Wicki Franz · Ständerat · 2003-03-19
Wicki Franz · Ständerat · Luzern · Christlichdemokratische Fraktion · 2003-03-19
Wortprotokoll
Sie haben den Antrag Schmid Carlo vor sich. Leider ist Herr Schmid erkrankt und kann seinen Antrag nicht selber vertreten.
Es rechtfertigt sich aber, hier im Rat die mit dem Antrag Schmid Carlo aufgeworfene Problematik zu diskutieren. In der Kommission haben wir uns - wie das der Kommissionspräsident erklärt hat - mit dieser Frage überhaupt nicht befasst. Um was geht es?
Das heute geltende Gesetz sieht in Artikel 7 vor, dass nur schweizerische natürliche oder juristische Personen in das Aktienbuch eingetragen werden können. Hinter dieser Vorschrift steht die Überlegung, dass an der Schweizerischen Nationalbank, an der Notenbank, nur schweizerische Aktionärinnen und Aktionäre beteiligt sein sollen.
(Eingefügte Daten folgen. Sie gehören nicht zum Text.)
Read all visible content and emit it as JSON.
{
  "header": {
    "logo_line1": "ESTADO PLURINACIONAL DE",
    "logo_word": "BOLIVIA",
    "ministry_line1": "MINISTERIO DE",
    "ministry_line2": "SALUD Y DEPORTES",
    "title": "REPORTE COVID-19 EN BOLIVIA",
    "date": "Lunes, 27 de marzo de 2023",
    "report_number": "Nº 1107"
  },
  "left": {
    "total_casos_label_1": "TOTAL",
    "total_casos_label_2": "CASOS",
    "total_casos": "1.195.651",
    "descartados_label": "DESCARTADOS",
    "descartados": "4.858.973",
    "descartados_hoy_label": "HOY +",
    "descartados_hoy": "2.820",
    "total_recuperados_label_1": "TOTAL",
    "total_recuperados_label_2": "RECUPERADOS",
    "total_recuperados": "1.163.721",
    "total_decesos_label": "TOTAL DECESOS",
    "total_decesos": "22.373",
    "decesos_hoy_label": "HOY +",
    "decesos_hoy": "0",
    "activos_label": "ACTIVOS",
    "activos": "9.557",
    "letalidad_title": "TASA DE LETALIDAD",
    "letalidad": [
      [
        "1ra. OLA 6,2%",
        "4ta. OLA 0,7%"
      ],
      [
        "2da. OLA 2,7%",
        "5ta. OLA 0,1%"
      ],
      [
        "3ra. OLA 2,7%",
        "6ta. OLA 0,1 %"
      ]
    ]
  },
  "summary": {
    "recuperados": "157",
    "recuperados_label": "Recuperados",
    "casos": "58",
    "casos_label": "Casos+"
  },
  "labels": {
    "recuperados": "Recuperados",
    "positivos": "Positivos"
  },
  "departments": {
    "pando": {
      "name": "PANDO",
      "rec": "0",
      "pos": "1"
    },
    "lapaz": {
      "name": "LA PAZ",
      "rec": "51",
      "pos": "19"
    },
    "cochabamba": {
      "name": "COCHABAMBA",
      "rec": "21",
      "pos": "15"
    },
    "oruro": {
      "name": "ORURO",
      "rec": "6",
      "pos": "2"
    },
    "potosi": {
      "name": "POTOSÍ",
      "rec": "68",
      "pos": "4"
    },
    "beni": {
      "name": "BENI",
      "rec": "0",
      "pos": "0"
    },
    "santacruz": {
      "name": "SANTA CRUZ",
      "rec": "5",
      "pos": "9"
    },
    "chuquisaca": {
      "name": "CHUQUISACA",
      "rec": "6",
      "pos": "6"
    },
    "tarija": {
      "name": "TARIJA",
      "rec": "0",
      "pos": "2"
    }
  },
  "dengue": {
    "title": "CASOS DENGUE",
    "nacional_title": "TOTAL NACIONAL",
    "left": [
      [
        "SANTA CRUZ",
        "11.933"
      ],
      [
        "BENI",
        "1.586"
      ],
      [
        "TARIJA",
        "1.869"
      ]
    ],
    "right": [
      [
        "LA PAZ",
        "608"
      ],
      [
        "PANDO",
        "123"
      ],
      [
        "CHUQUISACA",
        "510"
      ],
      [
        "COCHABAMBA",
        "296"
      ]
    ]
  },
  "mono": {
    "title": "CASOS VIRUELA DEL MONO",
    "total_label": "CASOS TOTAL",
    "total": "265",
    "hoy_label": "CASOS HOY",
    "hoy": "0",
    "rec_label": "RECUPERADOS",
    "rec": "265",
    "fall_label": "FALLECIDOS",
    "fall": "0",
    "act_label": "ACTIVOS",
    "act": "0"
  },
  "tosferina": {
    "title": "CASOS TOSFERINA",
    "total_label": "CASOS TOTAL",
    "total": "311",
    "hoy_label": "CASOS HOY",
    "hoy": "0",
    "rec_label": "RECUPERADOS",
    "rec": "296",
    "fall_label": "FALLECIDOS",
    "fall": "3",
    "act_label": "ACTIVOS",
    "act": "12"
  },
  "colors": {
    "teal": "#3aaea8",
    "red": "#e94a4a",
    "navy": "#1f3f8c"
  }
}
Die Revision des allgemeinen Aktienrechtes hat für die börsenkotierten Aktiengesellschaften die Möglichkeit aufgehoben, ausländische Erwerber von Aktien als Aktionäre abzulehnen. Die Schweizerische Nationalbank bleibt, auch gemäss der heutigen Vorlage, eine spezialgesetzliche Aktiengesellschaft. Das Obligationenrecht hat somit nur subsidiäre Geltung. Nur soweit das Gesetz nichts anderes bestimmt, gelten die aktienrechtlichen Vorschriften des Obligationenrechtes. Daher schreibt auch der Bundesrat in seiner Botschaft: "Selbstverständlich könnte im Nationalbankgesetz weiterhin an einer Beschränkung auf schweizerische Aktionärinnen und Aktionäre festgehalten werden."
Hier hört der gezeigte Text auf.